The migration towards the NACS charging port used by Tesla's Supercharger network continues. Today, BMW said it plans to adopt the American electric vehicle company's plug and thereby gain access to its robust charging infrastructure in early 2025. The relevant question now is not which companies have switched to NACS, but which have not. Seemingly every major automaker has followed Ford's lead to make the switch.
Vehicles under BMW's Mini and Rolls-Royce brands will get NACS plugs as well. The company says that owners of its EVs whose cars are equipped with the CCS plug (all of them) will also be able to use the Supercharger network. In a press release, the brand didn't go as far as to say it will offer adapters to these owners, but that's the only way it's going to happen. Whether they'll be given or simply encouraged to purchase a CCS-to-NACS adapter, it's too early to tell.
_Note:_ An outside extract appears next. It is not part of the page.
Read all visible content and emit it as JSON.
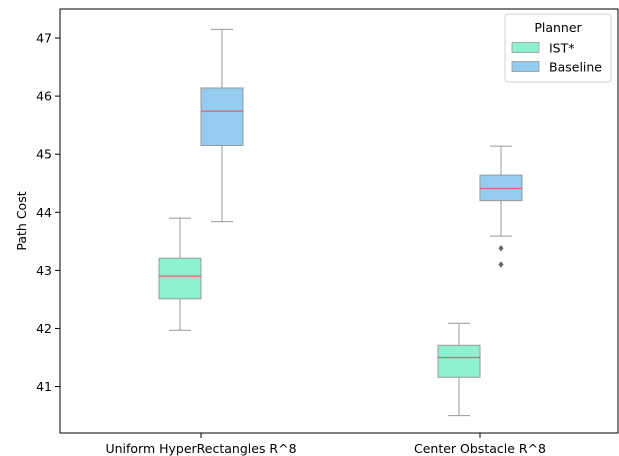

Tesla Supercharger stations will begin to show up on charging station maps in BMWs soon, and both companies are working together to integrate the charging apps of each BMW brand with Tesla's network. BMW claims that by doing this, owners will be able to pay for charging without downloading anything new.
How this statement exists in the context of BMW's massive new charging station venture with several other automakers remains to be seen. (For the record, Stellantis is the only member of that alliance yet to officially endorse NACS.) The Bavarian company claims the announcement is independent of the charging station effort, but what plug ends up on those stations is obviously relevant. At this point, the dust has yet to settle on that front.
A slew of automakers have announced they're switching to NACS, but it's unclear how many newly built chargers will have the plug, and which, if any, may be retrofitted. Electrify America has announced it will build NACS-equipped stations in the near future, but other charging networks haven't been as clear.